Fressen als Programm. Und weder Fern- noch Nahbedienung, bloß die angeleerten Batterien und zu kleingroteske Ärmchen, um sie auszutauschen; in sich, an sich: unerreichbar. Immer wieder Fressen, Zähne putzen, scheißen, sterben und so weiter und so fort und immerzu – und dazwischen dieses Echo einer Murmel, die Erinnerung an vage Gesterns, der Gestank und das Gebrüll des leeren Magens. Jeden Tag die gleiche Scheiße, die zum Himmel stinkt. Fressen macht nicht froh, wenn das Fressen alles und nach dem Fressen alle ist. Heute keinen Hunger! raune ich, heute keinen Hunger! proklamiere ich, pathetischträge von Gefräßigkeit, nein, nur Diät, diesen Hunger will ich nicht. Vielleicht ne Möhre. Oder n Viertel einer Achtelwurst aus Tofu und Vergessen. Fressen! Fressen lassen. Einfach sein lassen, nur für heute, vielleicht morgen. Einfach „nein!“ oder gar „und wenn schon!“ hineingespuckt in diese Maske der Für-immer-die-gleiche-Evolution.

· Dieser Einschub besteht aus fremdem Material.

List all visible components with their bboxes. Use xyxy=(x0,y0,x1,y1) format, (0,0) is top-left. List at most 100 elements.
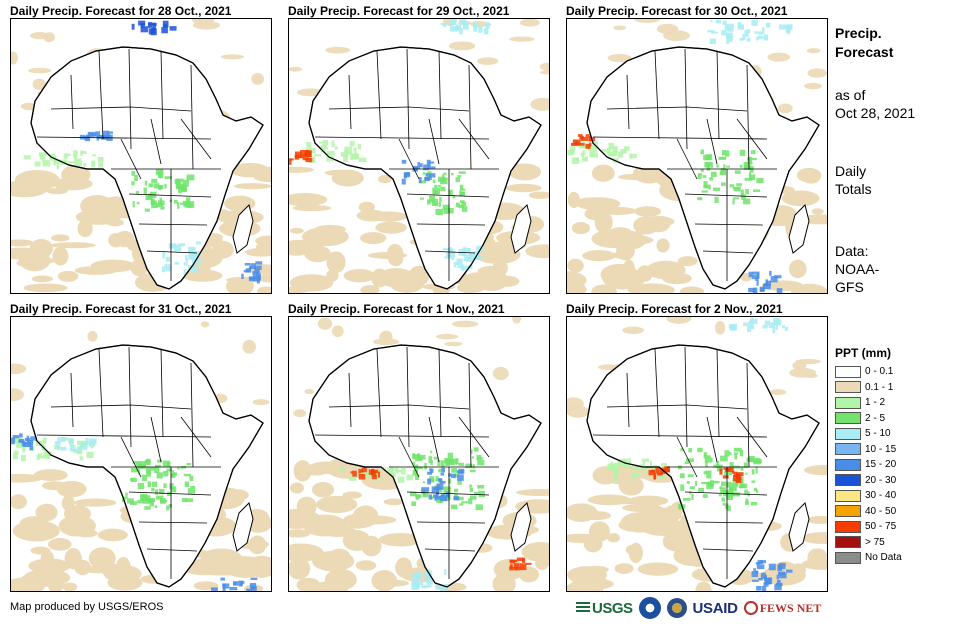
precip-cell xyxy=(779,24,787,30)
precip-cell xyxy=(186,174,195,181)
dry-patch xyxy=(614,563,634,574)
precip-cell xyxy=(19,433,23,438)
dry-patch xyxy=(792,361,807,370)
precip-cell xyxy=(576,157,579,162)
precip-cell xyxy=(344,146,353,153)
precip-cell xyxy=(736,472,744,477)
dry-patch xyxy=(293,409,307,418)
precip-cell xyxy=(460,264,465,267)
precip-cell xyxy=(726,165,730,168)
country-border xyxy=(592,136,768,140)
precip-cell xyxy=(334,146,338,150)
dry-patch xyxy=(289,193,328,207)
precip-cell xyxy=(509,564,513,569)
precip-cell xyxy=(300,150,308,157)
dry-patch xyxy=(255,241,271,252)
precip-cell xyxy=(229,586,238,591)
legend-label: 1 - 2 xyxy=(865,397,886,409)
precip-cell xyxy=(729,23,734,28)
coastline xyxy=(586,46,820,290)
precip-cell xyxy=(360,469,363,473)
precip-cell xyxy=(469,487,473,493)
precip-cell xyxy=(431,479,435,482)
precip-cell xyxy=(581,156,589,162)
fews-net-logo: FEWS NET xyxy=(743,601,821,616)
dry-patch xyxy=(47,538,72,551)
as-of-date: Oct 28, 2021 xyxy=(835,105,916,121)
precip-cell xyxy=(678,465,682,470)
precip-cell xyxy=(455,496,464,501)
precip-cell xyxy=(700,149,705,155)
dry-patch xyxy=(199,568,247,576)
precip-cell xyxy=(358,143,362,150)
precip-cell xyxy=(746,29,751,34)
precip-cell xyxy=(422,481,426,484)
legend-swatch xyxy=(835,505,861,518)
side-title-block: Precip. Forecast xyxy=(835,24,893,62)
precip-cell xyxy=(700,168,704,172)
precip-cell xyxy=(718,494,722,497)
precip-cell xyxy=(722,475,729,479)
precip-cell xyxy=(458,462,464,466)
precip-cell xyxy=(742,33,746,41)
precip-cell xyxy=(642,458,650,462)
precip-cell xyxy=(241,273,244,279)
precip-cell xyxy=(744,501,749,505)
precip-cell xyxy=(11,437,16,445)
precip-cell xyxy=(751,19,758,26)
dry-patch xyxy=(679,286,704,293)
precip-cell xyxy=(744,177,753,181)
precip-cell xyxy=(697,173,702,179)
precip-cell xyxy=(103,130,110,138)
precip-cell xyxy=(720,182,726,186)
precip-cell xyxy=(137,499,145,504)
precip-cell xyxy=(163,483,167,488)
precip-cell xyxy=(131,171,136,176)
precip-cell xyxy=(758,31,763,35)
dry-patch xyxy=(656,238,670,253)
precip-cell xyxy=(322,140,328,146)
precip-cell xyxy=(473,21,478,28)
precip-cell xyxy=(782,325,786,329)
precip-cell xyxy=(417,162,421,169)
madagascar-landmass xyxy=(788,204,810,254)
precip-cell xyxy=(729,324,738,330)
precip-cell xyxy=(401,178,406,185)
precip-cell xyxy=(308,148,316,154)
country-border xyxy=(50,106,192,112)
precip-map-4 xyxy=(10,316,272,592)
precip-cell xyxy=(412,454,420,458)
legend-row: 5 - 10 xyxy=(835,426,963,442)
precip-cell xyxy=(154,23,157,27)
dry-patch xyxy=(539,62,549,71)
precip-cell xyxy=(450,504,458,510)
fews-globe-icon xyxy=(743,601,758,615)
precip-cell xyxy=(340,151,348,157)
precip-cell xyxy=(703,184,711,189)
precip-cell xyxy=(388,467,394,473)
precip-cell xyxy=(151,487,155,492)
precip-cell xyxy=(76,446,81,454)
precip-cell xyxy=(289,158,294,161)
precip-cell xyxy=(154,466,160,474)
precip-cell xyxy=(74,158,82,162)
precip-cell xyxy=(462,23,469,30)
precip-cell xyxy=(727,467,734,472)
country-border xyxy=(328,404,470,410)
precip-cell xyxy=(686,481,690,484)
precip-cell xyxy=(441,174,445,178)
precip-cell xyxy=(447,208,454,214)
precip-cell xyxy=(773,319,782,326)
dry-patch xyxy=(367,252,408,259)
precip-cell xyxy=(75,151,78,155)
dry-patch xyxy=(380,579,410,587)
dry-patch xyxy=(617,173,650,181)
precip-cell xyxy=(522,558,526,563)
precip-cell xyxy=(165,267,172,272)
precip-cell xyxy=(444,569,447,575)
dry-patch xyxy=(801,532,827,544)
precip-cell xyxy=(67,161,76,164)
precip-cell xyxy=(697,197,703,201)
precip-cell xyxy=(661,462,668,468)
precip-cell xyxy=(424,176,432,180)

Aber das ist alles Unsinn. Ich bin unsinnig aus der Zeit gefallen. Was fällt mir ein! Natürlich verwechselt man mal Gesterns. Kommt ja vor in diesen Tagen, die eigene Namen nicht verdienen. Willkommen im eintausendfünfhundertneunten Montag. Alles gut, alles beim Alten? Nein nein, muss ja, alles gut, alles ok. Ich seh das ohne Brille ein. Aber nur für dieses Heutefastgestern. Morgen werd ich über Gestern sagen: Ein Tag wie ein Tier namens Tyrannosaurus Selbst. Verschwommene Kraft versteckt in einem Berg aus Fleisch und Sehnen, Jägeraugen und mordsgierigen Zähnen. Wenn ich bloß schon heute denken könnte, dann dächt ich in Lawinen, in Vulkanen, wie zuvor – und explodierte. Dann fiele alles von mir ab. Und toste gegen den nahezu hohlen Tyrannosaurusmurmeltresor. Was waren denn die Schädelzahlen? Und die Kombination? Klack Klack – Klammpff. Und darin? Eine Murmel, die für zwei schallt. Immer zwei, das ist das Höchste, ja, das wars. Über zwei geht nichts hinaus. Alles andere ist Ohrenterror, Weltenkrach, ein Kosmos, der schreit. Mir liegt der Lärm noch auf der Zunge: Ahhhh. Noch immer Blut und Spucke und zu kurze Arme. Wie denn damit dirigieren? Ordnung in das Chaos bringen, all das Lärmen dämpfen, gar melodisieren? War das Gestern noch die Möglichkeit? Das wars. Was solls. Fatale Tage. Lebensfalle. Sendeende. An irgendeinem Morgen wieder. Schlafen. Trotte noch zurück zum Bett, dann ist es da, dann schlägt es mich wie ein Komet: was für ein Dauern.
Dann wieder dieser Hunger. Diese beutelose Landschaft. Das Sich-selbst-zur-Beute-werden und Bezeugen einer Ära nur aus Aas, das stinkt. Diese Tyrannei alles Vergeblichen, Lebendigen und Unabwendbaren, das endet: Diese Melancholie des Aussterbens und das stete Spülen einer Leere, die nicht mehr vom Klo aufsteht.